Comment 27 for bug 1988819

Revision history for this message
Xiao Wan (xwcal) wrote :

To add a data point and save others from preventable headaches, I encountered a related bug and reported it here:
https://bugs.launchpad.net/ubuntu/+source/apt/+bug/2017399

If anyone cares, here are my two cents regarding phased updates:
https://github.com/xwcal/ubuntu-apt-bug#a-short-critique-of-phased-updates

Or if lack of markdown formatting is not an issue, here is goes:

# A Short Critique of Phased Updates

Some thoughts after I stumbled on phased updates during a recent migration from Bionic to Jammy:

## Randomness and Repeatability

Per [Debian repository specs](https://wiki.debian.org/DebianRepository/Format#Phased-Update-Percentage), randomization is achieved by the following means:

```
To determine whether an update is applicable to a given machine, a client shall seed a random number generator (APT uses std::minstd_rand) with the string:

 sourcePackage-version-machineID

where sourcePackage is the name of the source package, version the version, and machineID the contents of /etc/machine-id.

It shall then extract an integer from a uniform integer distribution between 0 and 100.
```

To the uninitiated: this is not how a random number generator is meant to be used. If you want a repeatable sequence of random numbers, you seed the RNG once and then draw the desired number of samples. You don't reseed the RNG for each new sample, since if your seeds are already random, then the RNG step is pointless, whereas if your seeds aren't random, say, in an extreme case, if you always seed with the same number, your "random" number is guaranteed to be the same each time.

To achieve repeatable randomness with respect to both the package and machine, there is an obviously superior choice in terms of both randomness and portability: **just use a cryptographic hash like sha256**.

This begs the question of how repeatable the design really is.
To quote [https://wiki.debian.org/MachineId](https://wiki.debian.org/MachineId):

```
what is the machine id actually used for?

    a comprehensive list is probably not possible without grepping the code
```

That's to say, although for repeatable experiments it's foreseeably necessary to mess with the machine ID or share it publicly,
the consequences of such tinkering or disclosure are hard to assess, since nobody knows for sure how and where the machine ID is and will be used.

This leads to an easily conceivable alternative: since apt only uses the machine ID for the purpose of repeatable randomization, how about designating another user configurable value stored in, say `/etc/apt/phased-update-random-seed`, only for this particular purpose and by default initialized to the machine ID?

## User Choice

From [this response](https://bugs.launchpad.net/ubuntu/+source/apt/+bug/2017399/comments/1) to my bug report (one question I forgot to ask is why phase security updates at all) and a comment on [askubuntu](https://askubuntu.com/questions/1431940/what-are-phased-updates-and-why-does-ubuntu-use-them) that doesn't cite any source, it does appear that consideration has been given regarding the need to treat different packages (at least different classes of packages) differently when it comes to phasing.

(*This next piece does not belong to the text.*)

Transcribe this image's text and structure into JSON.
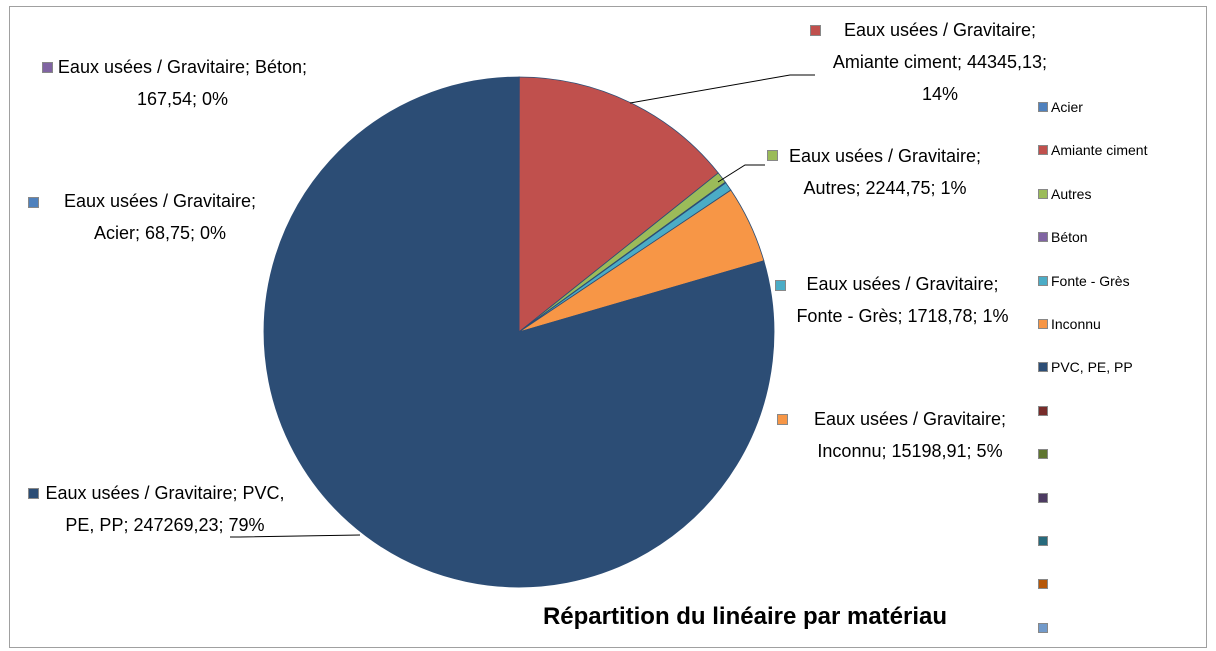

It's conceivable that a user may have preferences over how each particular package is phased. For example, if a GUI component has a troubled history with my Nvidia graphics, I may prefer to be highly conservative and wait until the last minute, but this shouldn't prevent me from being adventurous when it comes to other phased packages.

Unfortunately, it seems that a user currently has to decide between all or nothing, ie. between `APT::Get::Always-Include-Phased-Updates` or `APT::Get::Never-Include-Phased-Updates`.

How about allowing per package user choice between Always and Never?

Overall, I think for a such a prominent change to the cornerstone of probably half of today's Linux infrastructure, much remains to be desired.